Every API request is scoped to the authenticated user's workspace and role. All database queries enforce org and user ownership checks, preventing cross-tenant data access.

Every AI action, agent execution, skill invocation, and data access is logged with timestamps. See exactly what happened, when, and why — with full replay capability.

OAuth flows are bound to the initiating user via signed state tokens. Callbacks verify the cryptographic signature, preventing session fixation and cross-user authorization hijacking.

When connecting third-party services like Salesforce, Gong, or Slack, we only request the minimum scopes required to perform your configured automations. We never access more data than necessary.

Data obtained from third-party APIs is never used to train AI models. Claude receives pre-assembled context payloads and returns structured output — it never queries your data sources directly.

All agent, skill, and trigger changes go through a staging pipeline before reaching production. Version control, rollbacks, and promotion gates ensure nothing ships untested.

Granular permissions for every role — Admin, Builder, Viewer, Auditor.

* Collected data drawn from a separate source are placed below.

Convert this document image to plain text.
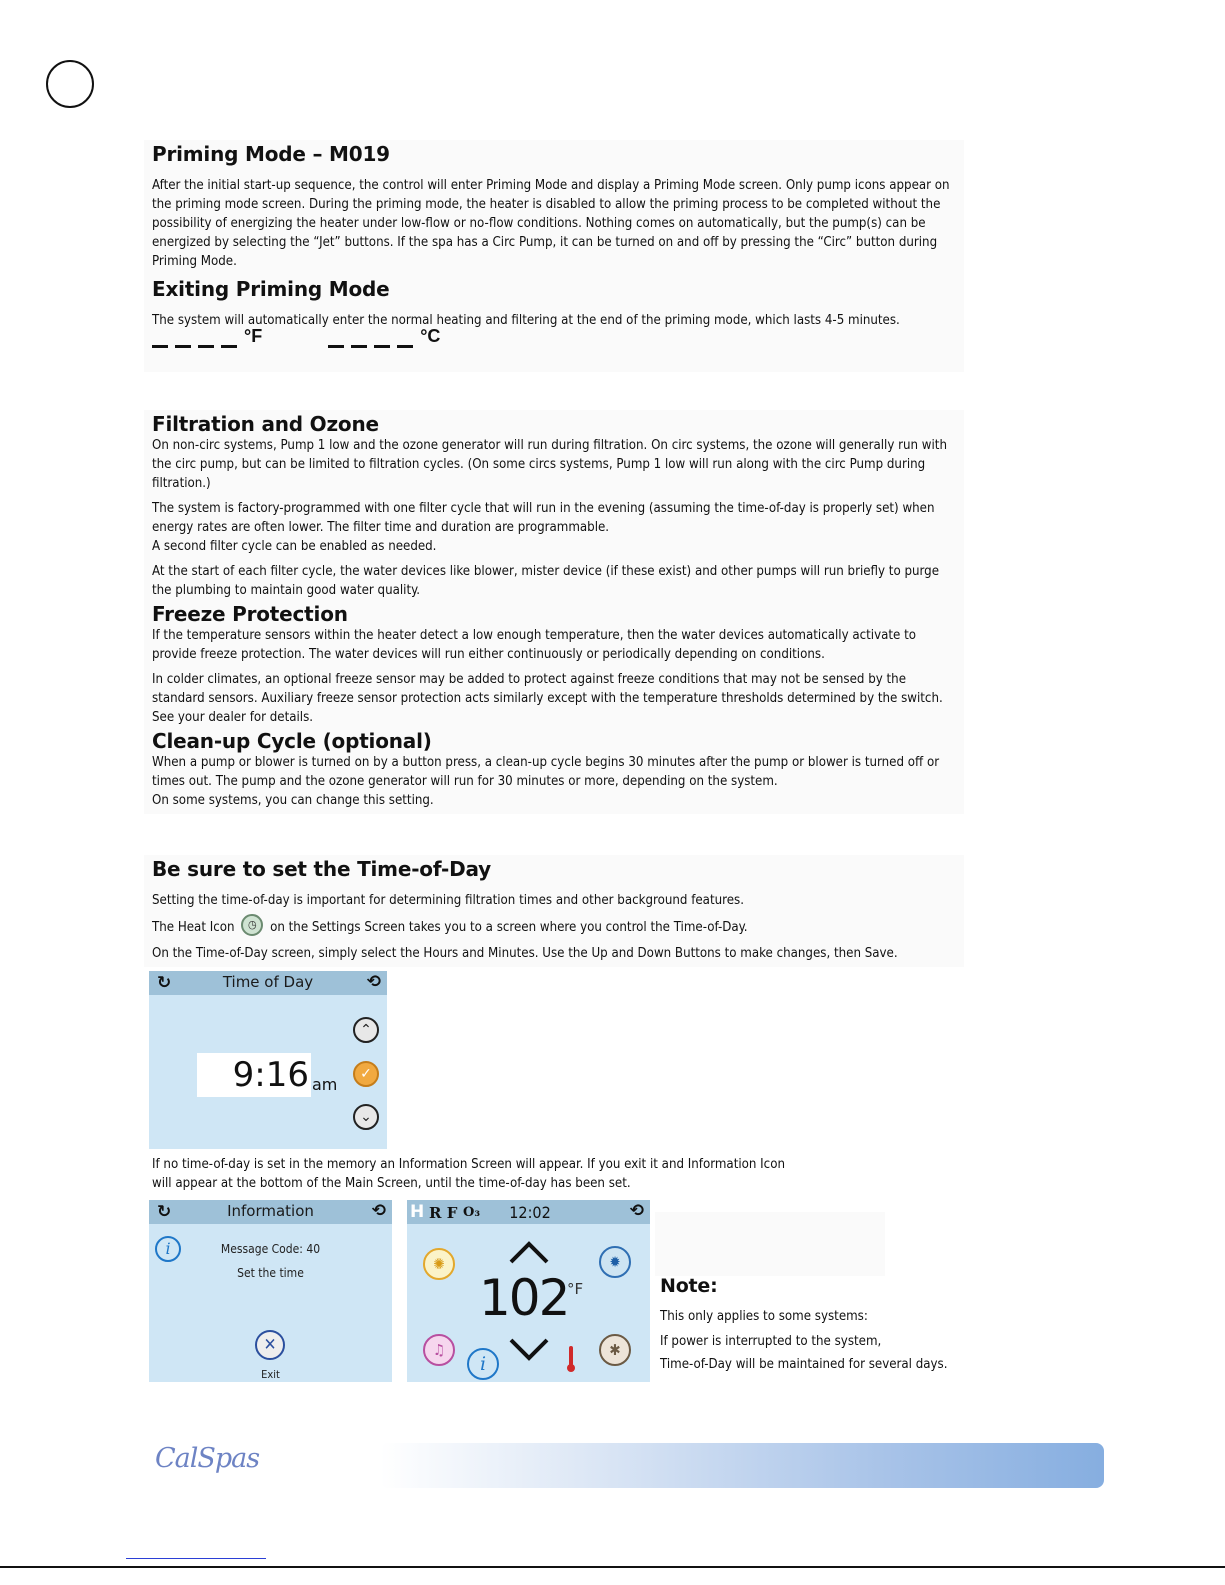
Priming Mode – M019

After the initial start-up sequence, the control will enter Priming Mode and display a Priming Mode screen. Only pump icons appear on the priming mode screen. During the priming mode, the heater is disabled to allow the priming process to be completed without the possibility of energizing the heater under low-flow or no-flow conditions. Nothing comes on automatically, but the pump(s) can be energized by selecting the “Jet” buttons. If the spa has a Circ Pump, it can be turned on and off by pressing the “Circ” button during Priming Mode.

Exiting Priming Mode

The system will automatically enter the normal heating and filtering at the end of the priming mode, which lasts 4-5 minutes.

°F	°C
Filtration and Ozone

On non-circ systems, Pump 1 low and the ozone generator will run during filtration. On circ systems, the ozone will generally run with the circ pump, but can be limited to filtration cycles. (On some circs systems, Pump 1 low will run along with the circ Pump during filtration.)

The system is factory-programmed with one filter cycle that will run in the evening (assuming the time-of-day is properly set) when energy rates are often lower. The filter time and duration are programmable.

A second filter cycle can be enabled as needed.

At the start of each filter cycle, the water devices like blower, mister device (if these exist) and other pumps will run briefly to purge the plumbing to maintain good water quality.

Freeze Protection

If the temperature sensors within the heater detect a low enough temperature, then the water devices automatically activate to provide freeze protection. The water devices will run either continuously or periodically depending on conditions.

In colder climates, an optional freeze sensor may be added to protect against freeze conditions that may not be sensed by the standard sensors. Auxiliary freeze sensor protection acts similarly except with the temperature thresholds determined by the switch. See your dealer for details.

Clean-up Cycle (optional)

When a pump or blower is turned on by a button press, a clean-up cycle begins 30 minutes after the pump or blower is turned off or times out. The pump and the ozone generator will run for 30 minutes or more, depending on the system.

On some systems, you can change this setting.

Be sure to set the Time-of-Day

Setting the time-of-day is important for determining filtration times and other background features.

The Heat Icon ◷ on the Settings Screen takes you to a screen where you control the Time-of-Day.

On the Time-of-Day screen, simply select the Hours and Minutes. Use the Up and Down Buttons to make changes, then Save.

↻	Time of Day	⟲
⌃
✓
⌄
9:16 am

If no time-of-day is set in the memory an Information Screen will appear. If you exit it and Information Icon

will appear at the bottom of the Main Screen, until the time-of-day has been set.

↻	Information	⟲
i	Message Code: 40
Set the time
✕
Exit
H R F O₃	12:02	⟲
✺	✹
♫	✱
102
°F
i
Note:

This only applies to some systems:

If power is interrupted to the system,

Time-of-Day will be maintained for several days.

CalSpas
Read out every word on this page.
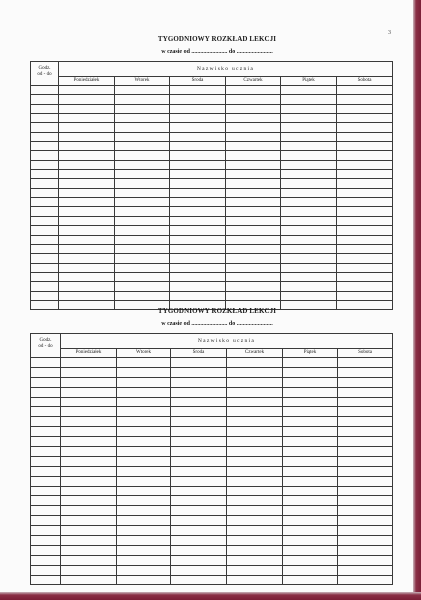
3
TYGODNIOWY ROZKŁAD LEKCJI
w czasie od ........................ do ........................
Godz.
od - do	Nazwisko ucznia					
	Poniedziałek	Wtorek	Środa	Czwartek	Piątek	Sobota

TYGODNIOWY ROZKŁAD LEKCJI
w czasie od ........................ do ........................
Godz.
od - do	Nazwisko ucznia					
	Poniedziałek	Wtorek	Środa	Czwartek	Piątek	Sobota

Control who can create agents, manage integrations, access billing, and configure governance settings.

Hosted on SOC 2-compliant cloud infrastructure with private networking between services, automated security patching, and continuous monitoring. Powered by Vercel and Neon Postgres.

High-stakes AI actions require human approval before execution. The tiered autonomy model (Observe → Recommend → Execute) ensures AI earns trust through measurable accuracy before acting independently.

Full visibility into every AI call — cost, latency, model usage, input/output pairs, and quality metrics. Track and audit AI behavior across your entire platform in real time.